Laut einer aktuellen Statistik der Bundesrechtsanwaltskammer sinkt die Zahl der Fachanwältinnen und Fachanwälte für Sozialrecht kontinuierlich. Im Jahr 2025 waren es noch 1.619, 2026 nur noch 1.551 – ein Rückgang um 4,20 %. Diese Entwicklung kommt nicht überraschend, sie ist das Ergebnis struktureller Rahmenbedingungen, die seit Jahren bekannt sind und dennoch nicht konsequent adressiert werden.

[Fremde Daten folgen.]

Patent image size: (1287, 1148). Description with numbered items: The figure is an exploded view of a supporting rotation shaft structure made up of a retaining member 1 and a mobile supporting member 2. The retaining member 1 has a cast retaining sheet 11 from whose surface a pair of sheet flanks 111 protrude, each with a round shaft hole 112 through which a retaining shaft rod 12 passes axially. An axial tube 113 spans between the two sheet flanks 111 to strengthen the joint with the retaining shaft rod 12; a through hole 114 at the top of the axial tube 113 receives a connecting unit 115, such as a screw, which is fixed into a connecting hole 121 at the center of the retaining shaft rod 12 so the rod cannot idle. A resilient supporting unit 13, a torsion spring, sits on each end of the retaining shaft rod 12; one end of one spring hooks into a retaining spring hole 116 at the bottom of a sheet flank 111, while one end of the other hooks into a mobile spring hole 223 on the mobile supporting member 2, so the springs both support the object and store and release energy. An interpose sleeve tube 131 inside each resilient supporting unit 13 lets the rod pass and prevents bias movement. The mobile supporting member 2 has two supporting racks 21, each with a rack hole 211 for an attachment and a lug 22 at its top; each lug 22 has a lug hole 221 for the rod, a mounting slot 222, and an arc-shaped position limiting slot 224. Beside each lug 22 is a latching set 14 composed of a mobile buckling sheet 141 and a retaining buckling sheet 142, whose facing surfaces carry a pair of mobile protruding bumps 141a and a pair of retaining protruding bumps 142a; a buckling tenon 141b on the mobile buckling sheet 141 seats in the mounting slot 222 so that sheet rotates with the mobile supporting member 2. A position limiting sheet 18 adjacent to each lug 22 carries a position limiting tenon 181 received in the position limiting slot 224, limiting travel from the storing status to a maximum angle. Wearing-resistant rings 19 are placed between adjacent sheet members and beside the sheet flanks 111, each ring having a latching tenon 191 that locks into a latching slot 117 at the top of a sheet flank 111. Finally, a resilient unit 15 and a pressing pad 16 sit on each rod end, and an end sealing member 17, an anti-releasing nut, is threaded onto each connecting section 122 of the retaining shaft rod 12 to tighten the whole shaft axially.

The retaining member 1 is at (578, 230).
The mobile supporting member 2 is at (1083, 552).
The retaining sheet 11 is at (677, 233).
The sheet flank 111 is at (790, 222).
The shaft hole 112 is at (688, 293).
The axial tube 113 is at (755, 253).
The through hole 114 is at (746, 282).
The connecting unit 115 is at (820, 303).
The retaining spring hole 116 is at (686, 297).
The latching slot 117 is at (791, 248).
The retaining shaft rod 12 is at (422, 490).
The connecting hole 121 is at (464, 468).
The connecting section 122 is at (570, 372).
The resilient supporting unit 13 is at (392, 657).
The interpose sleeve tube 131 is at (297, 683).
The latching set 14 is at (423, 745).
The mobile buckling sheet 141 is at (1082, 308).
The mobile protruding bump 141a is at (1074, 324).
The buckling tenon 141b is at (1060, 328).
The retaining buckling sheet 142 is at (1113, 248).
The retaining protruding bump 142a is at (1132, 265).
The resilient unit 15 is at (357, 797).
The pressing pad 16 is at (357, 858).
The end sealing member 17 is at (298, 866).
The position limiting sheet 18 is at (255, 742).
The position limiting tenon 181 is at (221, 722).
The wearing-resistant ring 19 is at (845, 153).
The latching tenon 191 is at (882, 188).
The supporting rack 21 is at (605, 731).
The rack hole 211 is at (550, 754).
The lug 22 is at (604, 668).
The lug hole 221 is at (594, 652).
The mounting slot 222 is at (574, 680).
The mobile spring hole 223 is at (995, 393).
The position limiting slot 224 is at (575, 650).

Die Vergütung nach dem Vergütungsverzeichnis zum RVG ist trotz jüngster Anpassungen nicht inflationsgerecht und spiegelt den tatsächlichen Arbeitsaufwand, insbesondere bei komplexen sozialrechtlichen Mandaten, nur unzureichend wider. Beitragsrahmengebühren, restriktive Kostenprüfungen und fehlende dynamische Anpassungsmechanismen führen dazu, dass die Spezialisierung im Sozialrecht wirtschaftlich zunehmend unattraktiv wird. Gleichzeitig steigen die Mandatsanfragen in den Kanzleien, insbesondere im Bereich Bürgergeld und Arbeitslosenversicherung.
Die Folgen sind bereits jetzt deutlich spürbar. Für Betroffene wird es zunehmend schwieriger, anwaltliche Unterstützung zu finden. Die Abkehr von Beratungs- und Prozesskostenhilfe nimmt zu, nicht wenige Rechtsanwältinnen und Rechtsanwälte werden nur noch gegen Vorschuss tätig, und in vielen Kanzleien führt die schiere Masse an Anfragen zu einer faktischen Überlastung. Teilweise werden Mandate aus den Bereichen SGB II, III und XII gar nicht mehr angenommen.
KI als Lösung?
In dieses Vakuum stößt KI als vermeintlicher Ausweg: Kostenlos, in Sekunden verfügbar, scheinbar niederschwellig. Tatsächlich zeigt sich jedoch in der Praxis ein anderes Bild: Rechtsprechungsverweise sind nicht selten unzutreffend, fiktiv oder inhaltlich nicht einschlägig. Für juristische Laien ist dies kaum überprüfbar. Für die Justiz hingegen bedeutet es zusätzlichen Prüfungsaufwand und eine weitere Belastung ohnehin stark beanspruchter Sozialgerichte.
Angesichts rasant steigender Fallzahlen ist diese Entwicklung mehr als nur eine Randnotiz. Sie berührt den Kern des Sozialstaatsprinzips aus Art. 20 Abs. 1 GG und wirft zugleich die Frage nach der tatsächlichen Effektivität des Rechtsschutzes auf. Wenn der Zugang zum Recht faktisch erschwert wird, steht nicht weniger als die Funktionsfähigkeit des Rechtsstaats zur Debatte.
Zugang zum Recht gefährdet
Die Antwort darauf kann nicht allein in der Kritik an KI liegen. Erforderlich sind strukturelle Reformen. Eine Vergütung von Beratungs- und Prozesskostenhilfemandaten, die den tatsächlichen Umfang und Schwierigkeitsgrad realistisch abbildet und regelmäßig an die Inflation angepasst wird, ist ebenso notwendig wie gezielte Anreize für Spezialisierung, etwa durch eine Prämie für den Erwerb des Fachanwaltstitels im Sozialrecht mit besonderer Berücksichtigung ländlicher Regionen.
Darüber hinaus bedarf es einer engen Abstimmung zwischen Rechtsanwaltskammern sowie Landes- und Bundespolitik, um tragfähige und nachhaltige Vergütungsmodelle zu entwickeln. Schließlich lohnt sich auch der Blick ins Ausland: Niedrigschwellige, teils digitale Unterstützungsangebote, wie sie etwa in Finnland etabliert sind, können den Zugang zum Recht erleichtern, ohne die Qualität rechtlicher Prüfung zu unterlaufen.
Die Debatte um KI-Schriftsätze greift daher zu kurz, wenn sie isoliert geführt wird. Künstliche Intelligenz ist nicht die Ursache des Problems, sondern ein Verstärker bestehender Defizite. Wer die Sozialgerichte entlasten und den Zugang zum Recht sichern will, muss die strukturellen Rahmenbedingungen im Sozialrecht grundlegend neu denken.